TEXAS, USA — With a change in the country’s leadership, many hope for a revision of the current immigration system and practices.
The outgoing administration has said the changes it made to the nation’s asylum policy, the building of the wall and other measures have made the country safer.
But critics point to the child separation policy, as one example, which at the very least resulted in the U.S. government not properly tracking or losing parents of hundreds of children and created a situation where the ACLU and a number of nonprofits are trying to reunite them.
The Migrant Protection Protocols (MPP) implemented by the U.S. Department of Homeland Security, which keeps asylum seekers in Mexico while they wait for a U.S. court date has also drawn criticism. In a 2019 press release, DHS described MPP as a way to “address the urgent humanitarian and security crisis at the Southern border,” and a way to “restore a safe and orderly immigration process … and reduce threats to life, national security, and public safety, while ensuring that vulnerable populations receive the protections they need.”
Human rights organizations say MPP created a humanitarian crisis, where asylum seekers are victimized, assaulted, raped and kidnapped.
Joshua Rubin is one of the human rights activists who want the new administration to change immigration practices. In 2019, Rubin said he was watching stories about child separations at his New York home and was tired of yelling at the TV.

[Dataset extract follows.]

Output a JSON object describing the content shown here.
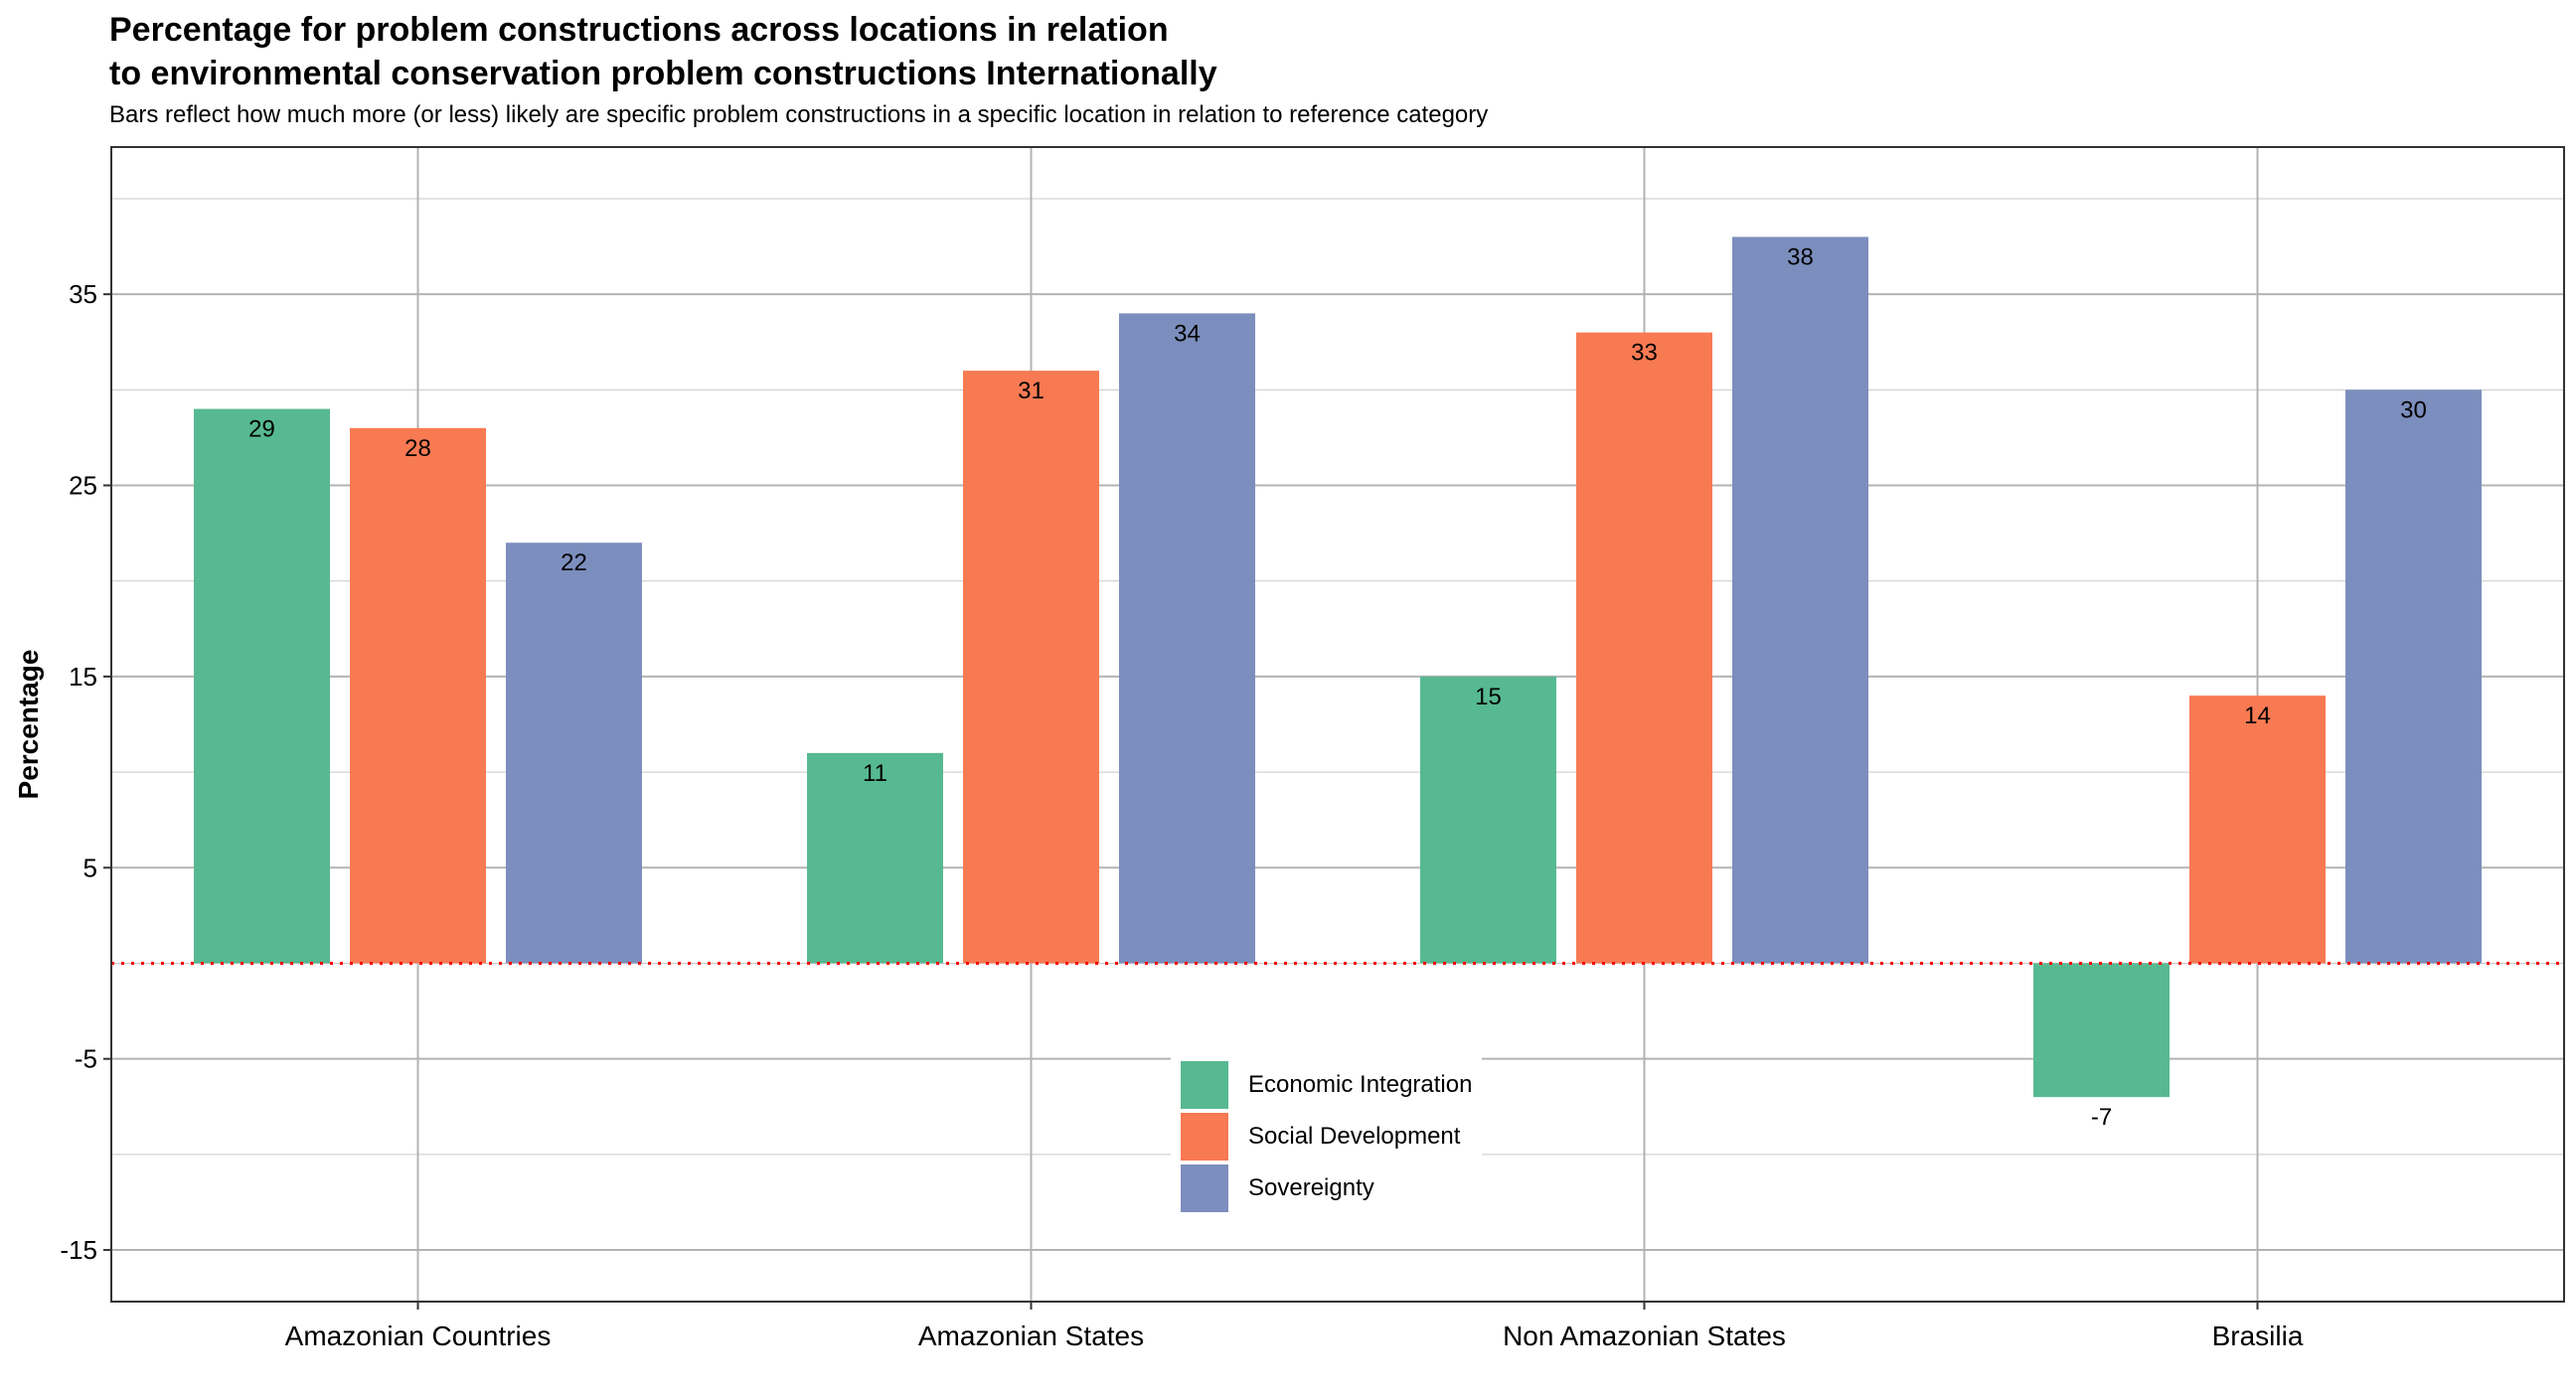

“This was a particularly egregious case of abuse. The suffering of the children was so strong, so vivid. The video, the audio of a crying child that it became impossible for me to look at it and not want to do something,” Rubin said. “Now, I could have. And I think that’s what most people do, is turn it off. You can turn it off and you can look away and you can think about your own life. Unfortunately, I wasn’t able to stop thinking about it.”